One year round attraction in the Northern Black Hills of South Dakota is the gaming in Deadwood. After more than a century of gambling on the down-low, Deadwood became the third place in the US (after Atlantic City and the State of Nevada) to allow legal gaming. Card tables came out of backrooms in 1989 and took their place next to slot machines and the town hit the jackpot. The added revenue created funds for an historic preservation effort that continues today. We aren’t much of gamblers, so gaming doesn’t hold a huge appeal to us, but it’s clear to see the restoration efforts afford by the casinos. It’s big business and visitors can certainly take their pick of casinos, hotels and buffets in town.
So we were a week too early for Halloween in Deadwood, but we heard that it’s a huge party. People get all dressed up for Deadweird and costume parties and contests are everywhere. We’re kind of ramblers, so while this event held some appeal to us, we really wanted to keep moving to see as much of South Dakota as we could before winter really sets in. I’m mentioning Deadweird, because while the town sure comes alive in summer, there are year round events too.
In the larger loop of the Northern Black Hills of South Dakota is Sturgis. What we discovered about Sturgis, is there’s not much to the town when the motorcycles aren’t there. I’ve heard of the huge Sturgis motorcycle rally all my life, well since my early 20s at least and I felt severely underwhelmed by the reality of the town out of season. Maybe its that I didn’t know what to expect. Or maybe its that I expected a party atmosphere on a cold Wednesday afternoon in October. Maybe it’s just another small American town that we’ve driven through a hundred times. The downtown area isn’t built up like Deadwood, or even like Lead or Spearfish.
Instead, a few original buildings remain but mixed in with some newer gargantuan bars with huge empty parking lots. Makes sense that they’d need a lot of parking during the rally and have tons of empty spots during the off season. It all makes sense. But still.

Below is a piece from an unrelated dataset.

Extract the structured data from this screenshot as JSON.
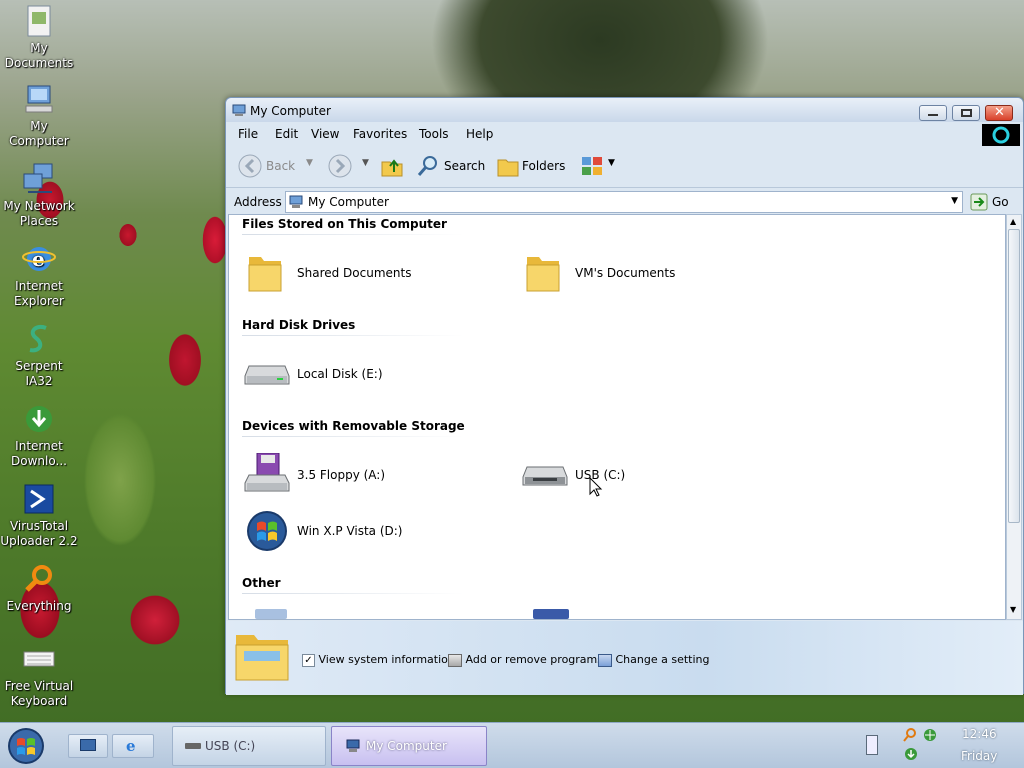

I’d say, if you’re in the area, drive through and take a gander. Stop for a beer at one of the local biker bars. Get your picture at the Harley Davidson tourist stop. But then get back in your car and go back to Spearfish. Or Lead. Or Deadwood. Maybe I’m giving Sturgis a bum rap. If so, sorry to burst your bubble. But honestly, to me, outside the rally season, there’s just not much to catch my attention. I can imagine that with a half million motorcyclists cruising through the area, it’s a whole different ballgame. Probably pretty dang exciting. And I’d maybe come back for that. On my Vespa. With Steve on the back. Ha ha ha ha ha ha. Yep, I amuse myself.